I'm creating a function in R such that if A and B are vectors. Such that B is a subset of A.
And A and B may contain repeating elements.
Then (A-B) has the remaining elements.
I started by using setdiff() but its not applicable for repeating elements.
d<-c(1,1,1,5,5,5,3,0,10,10)
b<-c(1,1,0)
e<-setdiff(d,b)
e
[1] 5 3 10
Instead it should be:
c(1,5,5,5,3,10,10)
Since I was getting error, I created a new function such that:
my.sample<-function(d,b){
y<-numeric()
u<-numeric()
t<-list()
x<-numeric()
rd<-rle(d)
rb<-rle(b)
h<-numeric()
d.data<-data.frame(rd$lengths,rd$values)
b.data<-data.frame(rb$lengths,rb$values)
for(i in 1:nrow(b.data)){
y[i]<-b.data[i,2]
u[i]<-b.data[i,1]
h[i]<-(d.data[d.data$rd.values==y[i],1]-u[i])

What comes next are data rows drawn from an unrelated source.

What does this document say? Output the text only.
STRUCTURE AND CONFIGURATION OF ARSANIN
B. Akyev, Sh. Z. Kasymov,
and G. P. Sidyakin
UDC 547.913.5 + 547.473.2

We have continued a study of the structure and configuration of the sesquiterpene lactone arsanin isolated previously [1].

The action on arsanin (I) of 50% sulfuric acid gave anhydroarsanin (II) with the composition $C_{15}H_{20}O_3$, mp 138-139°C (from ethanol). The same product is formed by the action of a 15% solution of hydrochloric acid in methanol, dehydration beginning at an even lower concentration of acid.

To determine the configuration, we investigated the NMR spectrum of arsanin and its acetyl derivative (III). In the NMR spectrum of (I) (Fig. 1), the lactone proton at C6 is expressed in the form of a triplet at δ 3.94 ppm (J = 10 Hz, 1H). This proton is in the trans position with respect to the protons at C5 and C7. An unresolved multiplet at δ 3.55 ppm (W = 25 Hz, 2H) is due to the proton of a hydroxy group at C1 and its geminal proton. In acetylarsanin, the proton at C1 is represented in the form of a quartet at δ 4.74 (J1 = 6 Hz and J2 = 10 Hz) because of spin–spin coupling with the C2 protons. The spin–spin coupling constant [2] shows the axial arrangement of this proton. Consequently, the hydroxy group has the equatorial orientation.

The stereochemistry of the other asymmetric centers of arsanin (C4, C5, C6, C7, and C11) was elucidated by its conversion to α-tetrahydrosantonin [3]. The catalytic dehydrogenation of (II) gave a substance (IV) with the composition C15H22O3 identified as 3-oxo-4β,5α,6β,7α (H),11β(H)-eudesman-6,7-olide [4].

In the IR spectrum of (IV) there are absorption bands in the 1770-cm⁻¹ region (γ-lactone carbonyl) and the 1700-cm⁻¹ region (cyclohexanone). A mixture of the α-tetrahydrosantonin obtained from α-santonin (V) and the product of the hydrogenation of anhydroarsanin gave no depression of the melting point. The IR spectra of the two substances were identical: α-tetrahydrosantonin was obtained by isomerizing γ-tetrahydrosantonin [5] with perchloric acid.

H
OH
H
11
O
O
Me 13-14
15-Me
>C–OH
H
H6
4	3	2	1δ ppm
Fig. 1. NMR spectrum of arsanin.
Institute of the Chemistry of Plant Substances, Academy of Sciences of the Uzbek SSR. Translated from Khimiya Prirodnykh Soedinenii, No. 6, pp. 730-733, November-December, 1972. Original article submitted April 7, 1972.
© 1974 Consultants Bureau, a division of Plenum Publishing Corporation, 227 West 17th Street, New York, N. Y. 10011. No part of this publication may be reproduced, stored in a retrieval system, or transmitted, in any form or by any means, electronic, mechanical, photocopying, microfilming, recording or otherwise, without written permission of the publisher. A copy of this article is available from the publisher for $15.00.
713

d.data[d.data$rd.values==y[i],1]<-h[i]
}
x<-d.data[,1]
for(j in 1:length(x))
{
t[[j]]<-rep(d.data[j,2],x[j])
}
return(unlist(t))
}
Then I tried:
my.sample(d,b)
[1] 1 5 5 5 3 10 10
This works for that specific problem, but when I tried using it to another more complicated vector like:
x<-rpois(100,10)
y<-sample(x,25,replace=F)
my.sample(x,y)
Error in rep(d.data[j, 2], x[j]) : invalid 'times' argument
In addition: There were 21 warnings (use warnings() to see them)
I get this error